I am excited to be joining Regional Housing Legal Services as a Law Student intern this summer. Over the course of this internship, I look forward to gaining experience working with the legal resources that facilitate responsible housing and economic development across Pennsylvania.
My interest in economic opportunity began in undergrad after I spent a year working on the economic empowerment of local farmers by finding ways to localize New Jersey’s food system. Listening to farmers speak about their relationship to the land, spanning generations, opened my eyes to how land stewardship lies at the heart of community-building and economic justice.

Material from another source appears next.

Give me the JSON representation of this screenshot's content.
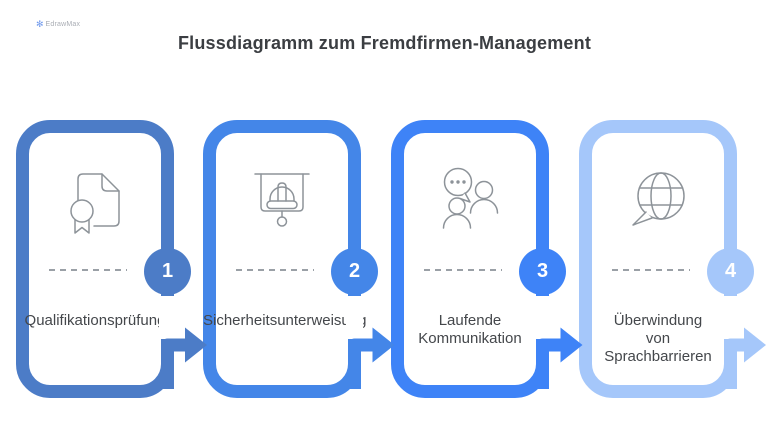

After graduation, I moved to Tulsa, Oklahoma to work as a community development specialist. Having grown up in the Philadelphia area, I was unfamiliar with Tulsa’s history. Learning about Tulsa’s complicated past gave me more insight into how land and community go hand-in-hand. Though a century had passed, the community still felt the impacts of lost homes, lost livelihoods, and lost neighbors as a result of the 1921 Race Massacre. Subsequent policy decisions could not fix, and in many cases worsened, the harm. I was fortunate to join a team that was dedicated to dismantling systemic barriers to economic and racial equity. Through my colleagues and mentors, I began learning about the financial resources available to build together, grow together, and work towards the goal of making sure every member of the community has quality housing that they can afford. One of my favorite parts of the work was helping implement the city’s Affordable Housing Trust Fund.
During my summer at RHLS, I am excited to gain exposure to the legal strategies that help increase affordability in my home state of Pennsylvania. My internship builds on the work I’ve done so far in my career, but with a new lens: creating the legal documents and structures that get affordable housing projects off the ground. From community land trust ground leases to nonprofit tax forms, I am already learning about a wide variety of legal tools that allow this work to be done. I am looking forward to also conducting policy research that examines how different state laws affect the feasibility of small-scale housing development projects.
I am grateful to RHLS for the opportunity to bridge my past experience with my future career as a public interest lawyer and to spend my 1L summer doing meaningful work.